Pour elle, il était prêt à faire des efforts.
— Oncle Thomas ! Oncle Thomas !!
Un petit être hirsute de huit ans vint se jeter dans ses bras, agrippant son blouson de cuir brun du bout de ses ongles sales. Benjamin, le fils d’Anthéra.
— Ben ! Comment tu vas mon grand ? Bon, je vais pas te mentir… tu n’as pas vraiment grandi. Encore que… murmura Thomas en retenant un rire devant le désappointement qui se peignait sur la figure de son jeune interlocuteur.
Lui ébouriffant la tête, il laissa aller sa joie de revoir son neveu.
— Je plaisante, gamin, je plaisante. Tiens, laisse-moi rentrer quand même, il gèle dehors.
— Oncle Thomas, j’ai quelque chose à te montrer, il faut que tu viennes voir, il faut que tu montes ! J’ai un nouveau déguisement !
— Mon chéri, demanda Anthéra, pourquoi ne viendrais-tu pas avec nous dans le salon ? Tu pourrais te déguiser et nous faire peur autour d’un chocolat bien chaud…
Intérieurement, Thomas remercia Anthéra de ne pas lui proposer d’Earl Grey. Tout ce qui approchait de près ou de loin la couleur bleue des sachets à l’odeur de bergamote lui rappelait la demeure maternelle.
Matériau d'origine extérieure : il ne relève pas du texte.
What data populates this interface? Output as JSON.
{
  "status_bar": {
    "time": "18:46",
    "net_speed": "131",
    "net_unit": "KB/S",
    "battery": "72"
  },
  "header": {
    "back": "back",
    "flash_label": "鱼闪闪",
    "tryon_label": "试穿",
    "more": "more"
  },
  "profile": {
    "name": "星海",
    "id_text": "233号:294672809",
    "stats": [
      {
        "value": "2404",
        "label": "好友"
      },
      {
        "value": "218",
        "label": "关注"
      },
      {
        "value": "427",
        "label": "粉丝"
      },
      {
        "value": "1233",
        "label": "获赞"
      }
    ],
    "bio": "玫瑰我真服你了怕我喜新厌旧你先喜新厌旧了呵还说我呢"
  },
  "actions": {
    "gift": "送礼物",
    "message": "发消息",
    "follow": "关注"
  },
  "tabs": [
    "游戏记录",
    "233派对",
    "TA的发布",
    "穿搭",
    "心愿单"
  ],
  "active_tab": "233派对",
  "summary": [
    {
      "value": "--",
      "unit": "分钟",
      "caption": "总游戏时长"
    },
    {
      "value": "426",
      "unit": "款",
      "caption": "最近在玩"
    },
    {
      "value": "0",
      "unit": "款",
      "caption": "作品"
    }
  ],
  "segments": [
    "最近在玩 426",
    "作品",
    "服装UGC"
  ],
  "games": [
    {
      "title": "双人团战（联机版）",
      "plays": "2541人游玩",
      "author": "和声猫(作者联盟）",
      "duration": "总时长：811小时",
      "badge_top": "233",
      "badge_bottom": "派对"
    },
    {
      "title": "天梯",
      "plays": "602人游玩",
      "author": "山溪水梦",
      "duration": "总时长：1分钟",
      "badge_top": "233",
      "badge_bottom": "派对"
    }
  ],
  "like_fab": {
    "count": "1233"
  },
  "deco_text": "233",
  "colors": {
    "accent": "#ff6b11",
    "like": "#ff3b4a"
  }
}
Une demi-heure plus tard, Anthéra et Thomas se trouvaient prisonniers d’un dangereux corsaire sur une île déserte dont personne ne connaissait l’emplacement sauf ceux qui savaient déjà où elle était. Le capitaine Ben l’Affreux les avaient capturés après le naufrage du navire sur lequel ils faisaient la traversée depuis les Antilles jusqu’à Londres. Il ne leur avait laissé, pour survivre jusqu’à son retour, qu’un thermos de chocolat et un journal de bord qu’ils devaient tenir à jour pour livrer à la postérité les secrets de leur longue et terrible agonie.
Ligotés au canapé de velours noir par un vieux foulard appartenant à la jeune femme, Anthéra et Thomas prirent leur situation très au sérieux. Ce dernier avait l’âme d’un poète, du moins c’est ce que décida sa cousine. Ce fut lui qui prit la plume.
Les terribles aventures des héritiers Lermand virent le jour ce matin-là.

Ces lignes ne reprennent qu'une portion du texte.